Бывают дни, когда и ангел хмур.
И одинокий парусник белеет
Средь волн и туч в кромешной темноте.
А по ночам Луна страшнее, злее,
Чем голова Горгоны на шесте.
(Вот и теперь она, как голый череп.)

И что мне море? Что его простор, гламур,
Стихии рев и кружево волнений?
В вечерний час сто тридцать пять ступеней
Ведут меня к вершине маяка,
И словно в Тартар вниз уходит берег.
Я был Колумбом здесь оставлен на века
Огонь поддерживать, что никого не греет,
Но виден всем во мгле, издалека —
Всем, кто в безвременье скитаться смеет.



ГОТИЧЕСКАЯ ПАУЗА

…Но не обрыв
— так часто случается:
Речь вдруг обрывается в пропасть,
Откуда лишь плотный туман поднимается,
Чтобы на миг говорящих окутать тревогой; —
Иначе:
как воспаренье, подъем
К свету, что льется в проем
Навстречу мольбам, возносимым Единому Богу,
В трепете, в плаче;
Как сам этот свет,
Вставший над нами столпом и продолженный шпилем,
Как тайна,
Как неизреченный ответ,
Который уста не ведают или забыли, —
Наше молчанье.



ДЕРЕВО-ПРЕСЛЕДОВАТЕЛЬ

Оно повсюду следует за мною,
Всегда поблизости, куда б я ни побрел.
Из поля зренья ненадолго исчезает,
Но вскоре снова возникает за спиною,
И, обернувшись, вновь я вижу ствол.

Оно томится от любви, оно взывает.

Кто знает скрытую за этим тайну?
Быть может, получу я объясненье
У этого печального оленя?
Уж он-то должен знать, ведь не случайно
Два деревца на голове оленьей.

…и мне не избежать объединенья?!

Быть может, влюблена в меня дриада,
И лишь одна есть у нее отрада —
Всегда со мною находиться рядом?

И вот она заламывает руки
В неистовстве своей любовной муки.
О, нет! Она не вынесет разлуки!

Возможно, также Дерево Познанья
В Раю преследовало Первочеловека
И искушало, обрекая на изгнанье.
И из него Ной сделал мачту для ковчега.

Возможно, это лишь припоминанье
Идеи Дерева, всплывание в сознанье
Его прообраза на белом фоне снега.

Я пробежал большое расстоянье.
Лишь перевел дыханье после бега —
Вновь за спиною веток колыханье…

…ночь проведет оно в тоскливом ожиданье
У места моего ночлега.

 



БОГИ ГЕРОЯМ

Боги героям скитаться велят,
а возлюбленным — расставаться.
Тихое слово твое будет долго во мне отзываться
Гулким эхом в темном лабиринте.
Мокрой веткой с белыми цветами, или мокрой птицей,
Мерзнущей всю ночь на этой ветке,
Буду я сжиматься и дрожать, и не укрыться мне от ветра,
Покуда Ночь не приведет меня к Вратам Семи Блаженств.

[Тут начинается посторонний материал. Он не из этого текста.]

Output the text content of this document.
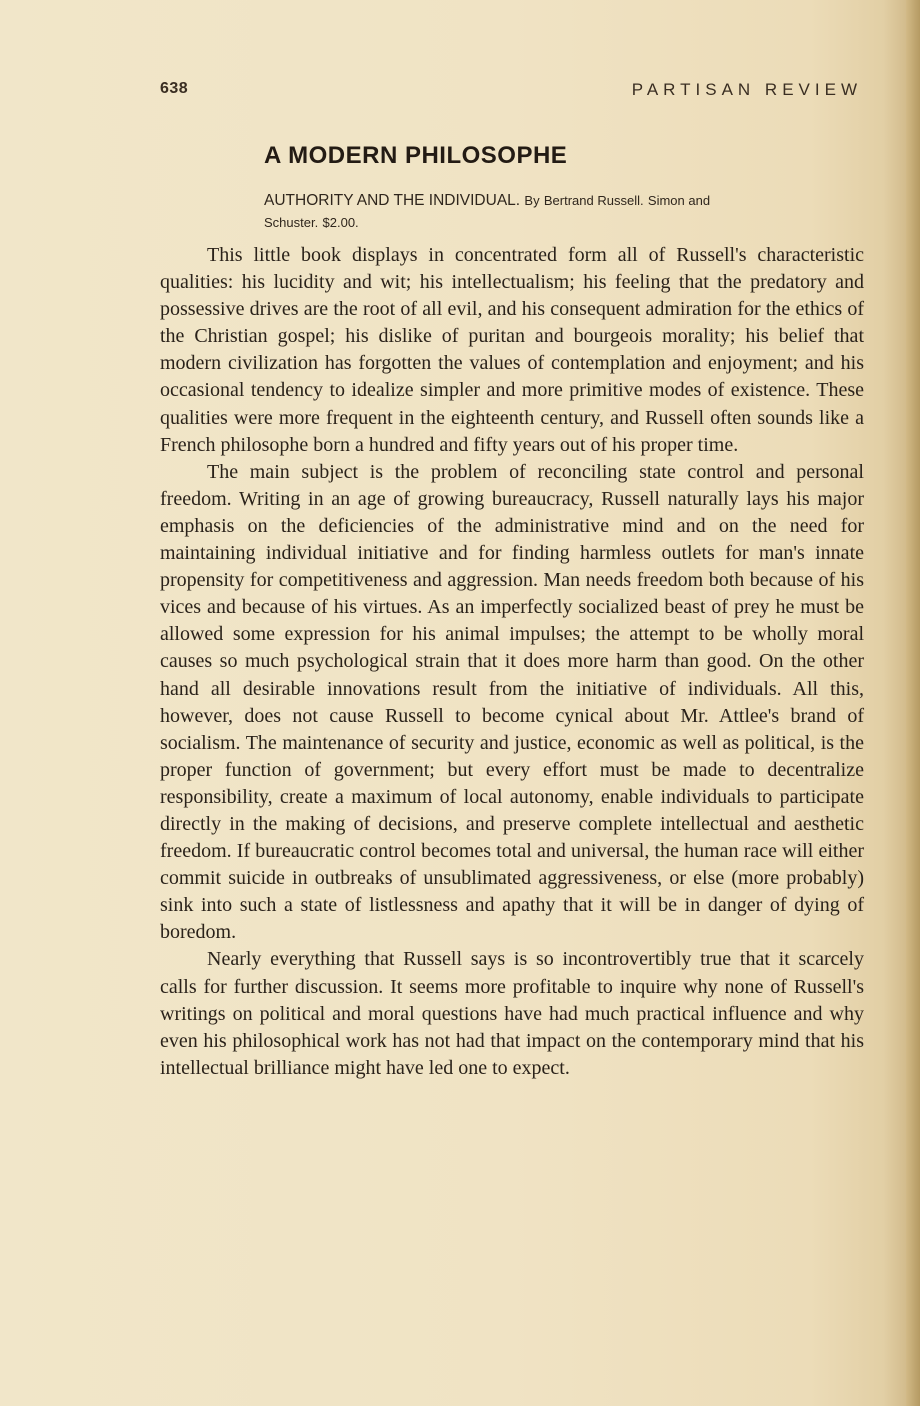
638	PARTISAN REVIEW
A MODERN PHILOSOPHE
AUTHORITY AND THE INDIVIDUAL. By Bertrand Russell. Simon and
Schuster. $2.00.

This little book displays in concentrated form all of Russell's characteristic qualities: his lucidity and wit; his intellectualism; his feeling that the predatory and possessive drives are the root of all evil, and his consequent admiration for the ethics of the Christian gospel; his dislike of puritan and bourgeois morality; his belief that modern civilization has forgotten the values of contemplation and enjoyment; and his occasional tendency to idealize simpler and more primitive modes of existence. These qualities were more frequent in the eighteenth century, and Russell often sounds like a French philosophe born a hundred and fifty years out of his proper time.

The main subject is the problem of reconciling state control and personal freedom. Writing in an age of growing bureaucracy, Russell naturally lays his major emphasis on the deficiencies of the administrative mind and on the need for maintaining individual initiative and for finding harmless outlets for man's innate propensity for competitiveness and aggression. Man needs freedom both because of his vices and because of his virtues. As an imperfectly socialized beast of prey he must be allowed some expression for his animal impulses; the attempt to be wholly moral causes so much psychological strain that it does more harm than good. On the other hand all desirable innovations result from the initiative of individuals. All this, however, does not cause Russell to become cynical about Mr. Attlee's brand of socialism. The maintenance of security and justice, economic as well as political, is the proper function of government; but every effort must be made to decentralize responsibility, create a maximum of local autonomy, enable individuals to participate directly in the making of decisions, and preserve complete intellectual and aesthetic freedom. If bureaucratic control becomes total and universal, the human race will either commit suicide in outbreaks of unsublimated aggressiveness, or else (more probably) sink into such a state of listlessness and apathy that it will be in danger of dying of boredom.

Nearly everything that Russell says is so incontrovertibly true that it scarcely calls for further discussion. It seems more profitable to inquire why none of Russell's writings on political and moral questions have had much practical influence and why even his philosophical work has not had that impact on the contemporary mind that his intellectual brilliance might have led one to expect.
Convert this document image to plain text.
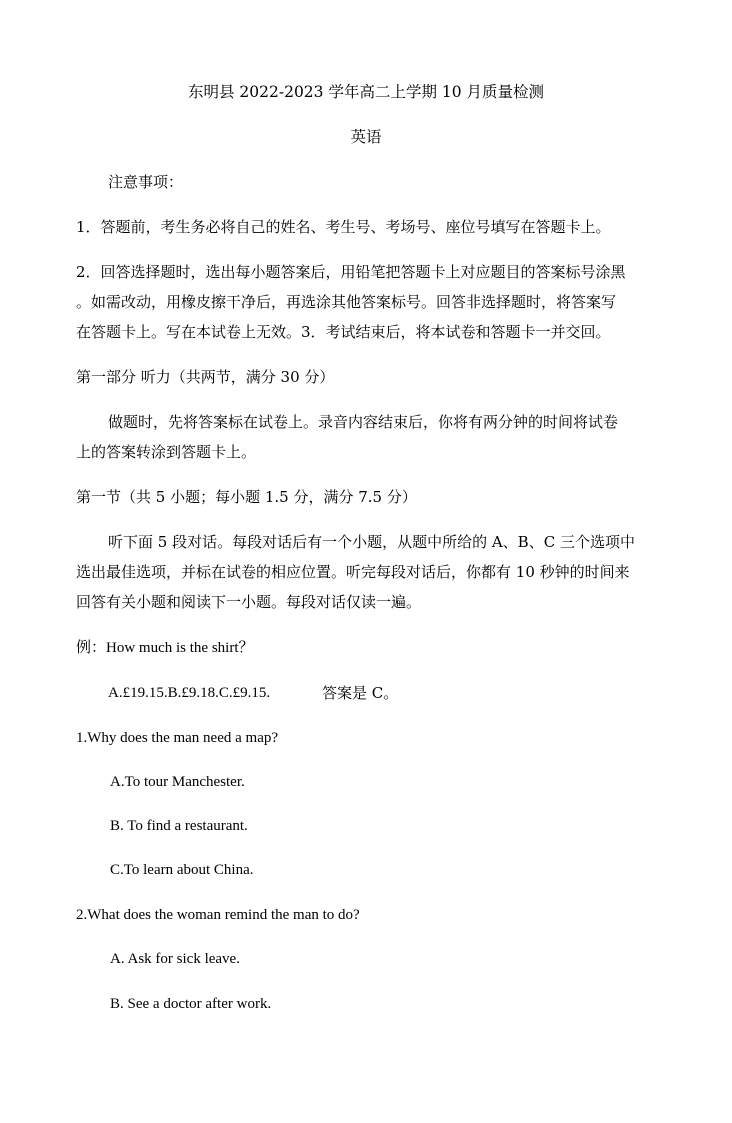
东明县 2022-2023 学年高二上学期 10 月质量检测
英语
注意事项：
1．答题前，考生务必将自己的姓名、考生号、考场号、座位号填写在答题卡上。
2．回答选择题时，选出每小题答案后，用铅笔把答题卡上对应题目的答案标号涂黑
。如需改动，用橡皮擦干净后，再选涂其他答案标号。回答非选择题时，将答案写
在答题卡上。写在本试卷上无效。3．考试结束后，将本试卷和答题卡一并交回。
第一部分 听力（共两节，满分 30 分）
做题时，先将答案标在试卷上。录音内容结束后，你将有两分钟的时间将试卷
上的答案转涂到答题卡上。
第一节（共 5 小题；每小题 1.5 分，满分 7.5 分）
听下面 5 段对话。每段对话后有一个小题，从题中所给的 A、B、C 三个选项中
选出最佳选项，并标在试卷的相应位置。听完每段对话后，你都有 10 秒钟的时间来
回答有关小题和阅读下一小题。每段对话仅读一遍。
例：How much is the shirt？
A.£19.15.B.£9.18.C.£9.15.	答案是 C。
1.Why does the man need a map?
A.To tour Manchester.
B. To find a restaurant.
C.To learn about China.
2.What does the woman remind the man to do?
A. Ask for sick leave.
B. See a doctor after work.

И войдя в них, хочу я стать садом, заброшенным, диким,
В упоительном и тревожном твоем сновиденье.
Так Свет, проникая в зрачки, становится зреньем:
Зыбким образом Мира, что нами был познан в крушенье…



БЫЛ СОН

Был сон. Пророческий, тревожный, странный,
Он растворился после пробужденья,
И не узнаю я, какое сообщенье
Мне было послано сквозь пелену тумана.

Был страх. Исконный, первобытный, темный,
Без видимых причин, необъяснимый,
Он поднимался из глубин неотвратимо,
И цепенел я, одинокий и бездомный.

Был стыд. Сковавший тело, леденящий.
Смех, заглушавший ропот опасений,
И сожаление глухой порой осенней.
Еще был снег, чистейший и блестящий.


Был Свет! Неугасимый, тихий, вечный,
Пронзивший мглу отчаянья немого
И в Образ Мира превративший Слово.
Был Мир, необозримый, бесконечный…



АБЕЛЯР — К ЭЛОИЗЕ

Сестра! Кому дано судьбу узреть?
Пред кем она лежит раскрытой книгой,
Которая прочитана на треть —
Не более, — но фабула, интрига

Давно ясна? Кому ниспослан дар
Не откровения, но узнаванья?
Кто выше обольщений, грез и чар
Поднялся узкою тропой страданья?

Всю жизнь я вопрошаю… Где мой брат,
Двойник, что мне давно назначил встречу?
Куда бреду, петляя, наугад,
Ведомый сердцем, горечью и речью?

Сестра! С тех пор, как мы разлучены,
Меня преследуют былого знаки, звуки…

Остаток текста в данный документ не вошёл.